Der Ausschuss für Recht, Verfassung und Gleichstellung hat sich in seiner Sitzung am 28. August 2020 unter anderem mit der Aufklärung im Todesermittlungsverfahren des aus Sierra Leone stammenden Oury Jalloh (im Bericht Jallow) beschäftigt. Sonderberater hatten in den letzten Monaten den Fall selbst und die Ermittlungsakten noch einmal geprüft. Es gebe derzeit keine Ansätze, um wegen Mordes oder Mordversuchs zu ermitteln, so das Fazit der Berater.

Der Rechtsausschuss des Landtags hatte im Vorfeld beschlossen, sich nicht nur die Ermittlungsakten vorlegen zu lassen, sondern auch Sonderberater für eine Prüfung des Falls und der Ermittlungen zu beauftragen. Der Rechtsanwalt und ehemalige Grünen-Bundestagsabgeordnete Jerzy Montag und der ehemalige Münchner Generalstaatsanwalt Manfred Nötzel wurden mit der Untersuchung beauftragt, diese begann am 13. Januar 2020. Beide stellten ihren Bericht während der Ausschusssitzung und anschließend in einer Pressekonferenz vor.

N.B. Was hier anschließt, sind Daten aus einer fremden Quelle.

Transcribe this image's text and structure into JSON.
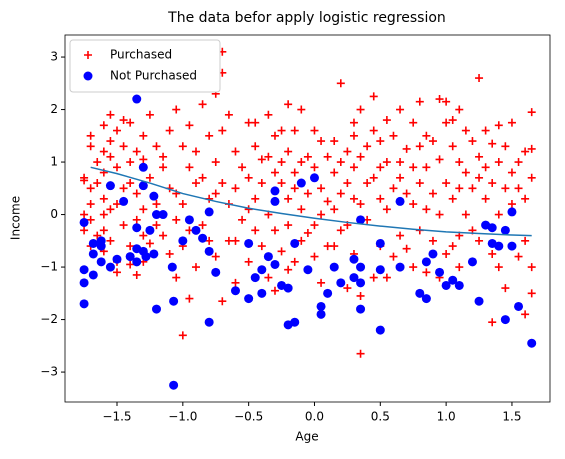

Die Sonderberater präsentierten auf einer Pessekonferenz ihre Untersuchungsergebnisse über die Ermittlungen um den Tod von Oury Jalloh in einer Gewahrsamszelle der Dessauer Polizei. Foto: Stefan Müller

Langjährige parlamentarische Beschäftigung

Der Landtag beschäftige sich seit dem 2. Februar 2005 mit dem Fall „Oury Jalloh“, so Detlef Gürth, Vorsitzender des Ausschusses für Recht, Verfassung und Gleichstellung. Allein in der aktuellen Wahlperiode habe es schon 20 Vorlagen und Berichte gegeben, zudem zehn Behandlungen im Rechtsausschuss des Landtags. Der Fall sei juristisch an sein Ende gelangt, abgeschlossen sei er deswegen aber noch lange nicht. Der Tod Oury Jallohs im polizeilichen Gewahrsam sei unentschuldbar und beschämend, so Gürth. Möglicherweise sei ein juristischer Frieden hergestellt worden, einen Seelenfrieden für die Familien und Freunde Oury Jallohs werde es wohl kaum geben.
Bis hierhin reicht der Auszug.